In front of Indonesian President Joko Widodo, Mr Albanese is to point to economic challenges of the global supply shock wrought by the long tail of the COVID-19 pandemic and the Russian invasion of Ukraine.
"Inflation is biting advanced economies around the world and central banks are responding with the sharpest and most synchronised tightening of monetary policy in decades," he is expected to say.
"For governments to see-off the threat of inflation, to prevent runaway inflation from eroding national prosperity and devaluing people's wages.
"We must ensure fiscal policy is working in concert with monetary policy, not contradicting it."
Mr Albanese has been in Phnom Penh attending the East Asia and ASEAN-Australia summits.
US President Joe Biden is seeking "constructive" talks on climate when he meets Chinese President Xi Jinping on Monday at the sidelines of the G20.
Meanwhile speculation is rife, after a short meeting with Chinese premier Li Keqiang in Cambodia, that Mr Albanese may be about to become the first Australian leader in five years to have a formal sit down meeting with President Xi.
Australia has been in the diplomatic deep freeze since 2019 with the Chinese leadership incensed by calls for an independent investigation into the source of COVID-19. At the centre of the trade pain has been $20 billion in sanctions on Australian goods including barley, wine, cotton and lobster.
At the B20, Mr Albanese will praise the G20 grouping as being "made for these moments and built for these challenges.
"Founded on the unifying principle of multilateralism: that we can achieve far more together than we ever will alone," he is expected to say.
"So, yes, we can 'recover together and recover stronger'".
The Prime Minister is to talk up Australia's broad wish to be a "renewable energy superpower", one that is working to grow its clean energy export industry. He is to say technology, skills, research, jobs, investment, infrastructure, or trade can be drawn together to make a difference.
"The challenge and the opportunity that can draw all these threads together is responding to climate change," Mr Albanese is expected to say.

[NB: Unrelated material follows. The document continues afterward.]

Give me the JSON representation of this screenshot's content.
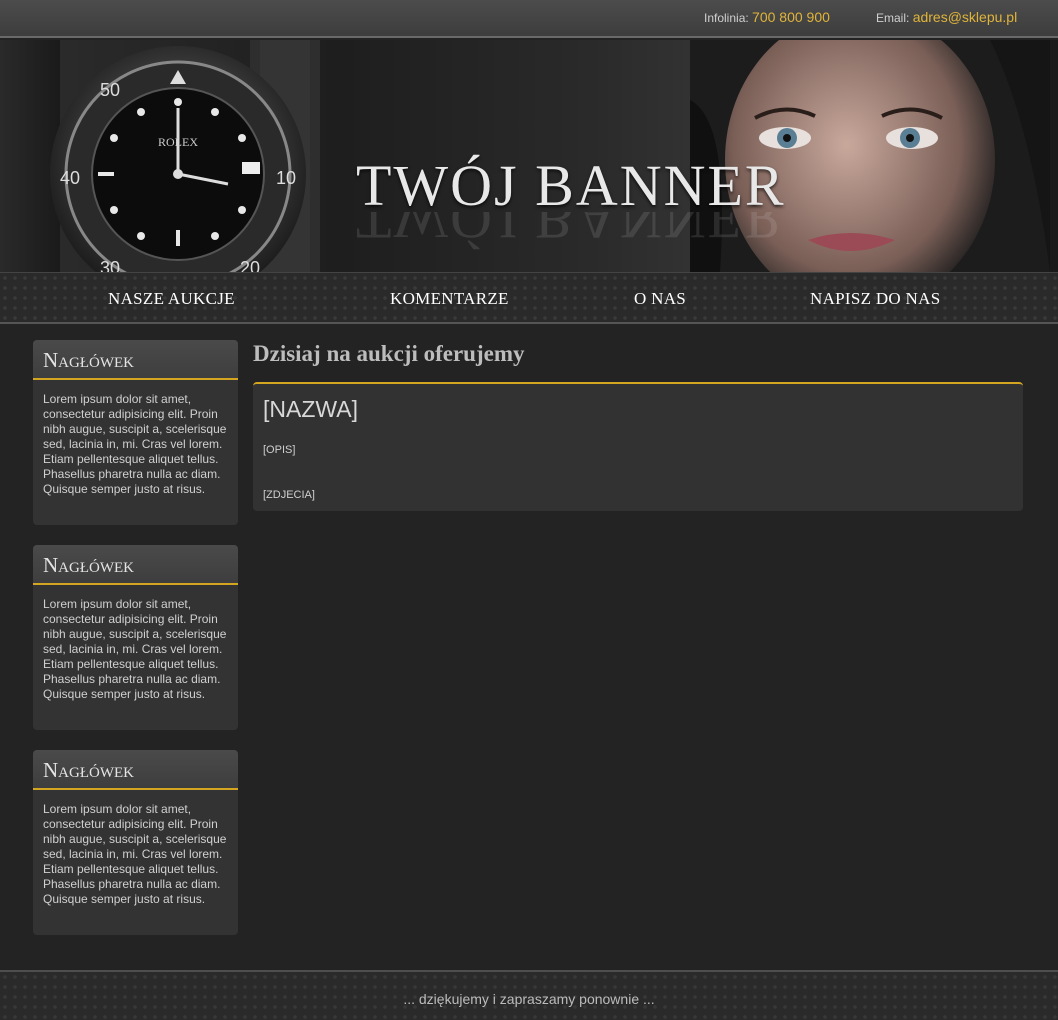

"Above all, we are committed to co-operating with other nations to help reduce their emissions, grow their economies and improve living standards. Because just as none of us are immune from the global challenge of climate change, all of us have a part to play in the solution."
The trip to Bali is Mr Albanese's seventh official visit to Indonesia, and his second as Prime Minister. He made Indonesia the target of his second overseas trip after the May election, following his immediate trip to Japan for the Quad Leaders Summit.